Mes phalanges se contractent sur sa paume, serment discret d’aller au bout. J’ai déconné, oui, mais je vais reconstruire et repeindre notre histoire à nos couleurs. Ce soir on m'a planté devant le fait accompli sans préparation ou avertissement. Si je me tire pour ressortir du bois dans quelques mois sans explications, elle me claquera la porte avec un fracas qu’on entendra jusqu'aux oreilles d'un moine tibétain en pleine méditation sur le toit du Potala à Lhassa. Est-ce que j'oserais lui demander de patienter sans dévoiler le pourquoi de ma fuite ? Pur égoïsme. Elle m’en voudra à mort de lui cacher cette part de moi. J'ai pas d’autre choix que de parier ma chemise sur son amour, sur cette flamme qui brûlait entre nous. Parce que, si elle m’aime pas assez pour accepter l’énorme poutre qui me traverse l’âme et les ténèbres qui m’avalent tout cru, alors je n’aurai jamais de seconde chance. Jamais. Encore faudra-t-il lui avouer le couteau planté dans le cœur de notre histoire… et prier qu'elle passe l'éponge dessus.

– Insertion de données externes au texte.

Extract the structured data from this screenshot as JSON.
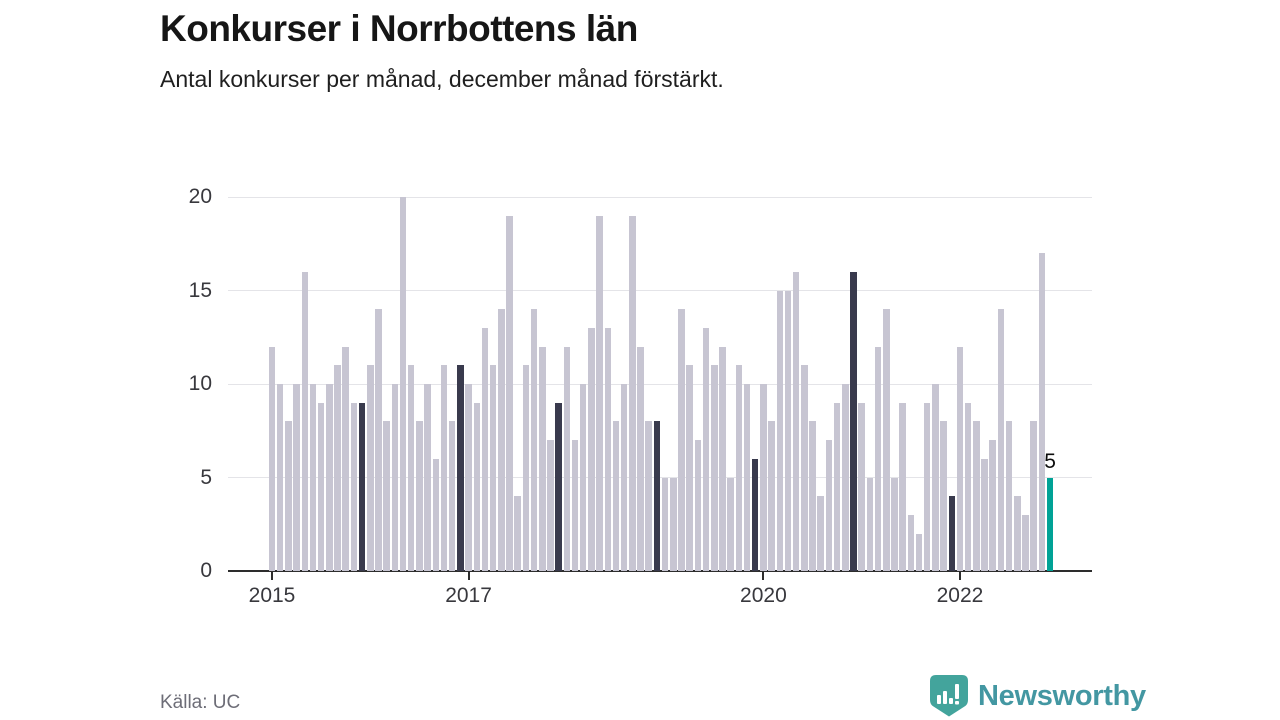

Nos silhouettes se confondent dans l’ombre, collées l’une à l’autre. J’entends son souffle, court, saccadé. Son poids contre ma hanche vacille — un soubresaut me parcourt. Mon propre équilibre menace de rompre.
— Laisse-moi me battre pour nous, Vi. Je ramasse chaque morceau que j’ai cassé et je les remets à leur place, d’accord ? Même si ça doit me pourrir l’âme pendant des années.
Ses doigts serrent les miens un peu plus fort — pas un geste franc, mais assez pour m’atteindre. Rien que le fait qu’elle tienne encore ma main signifie beaucoup à mes yeux. Vu mon score en reconnaissance d’opportunités, une ouverture dans sa muraille même minime ? Je prends.
— Dis-moi juste ce dont tu as besoin. De silence ? D’espace ? Des garanties ? Je ne te quitte plus, Vi. Pas cette fois. Je campe ici, au seuil de ton monde. Si tu veux de moi…
Sa cage thoracique se soulève sous le tissu tiédi de sa robe. Un soupir s’échappe — fragile, râpeux, comme si parler allait lui coûter trop cher.
— J’ai cru que j’étais pas assez. Pas assez belle… pas assez forte… pas assez importante pour que tu veuilles vraiment de moi.
— Hé, non, non… dinnae say that, mo chridhe[2].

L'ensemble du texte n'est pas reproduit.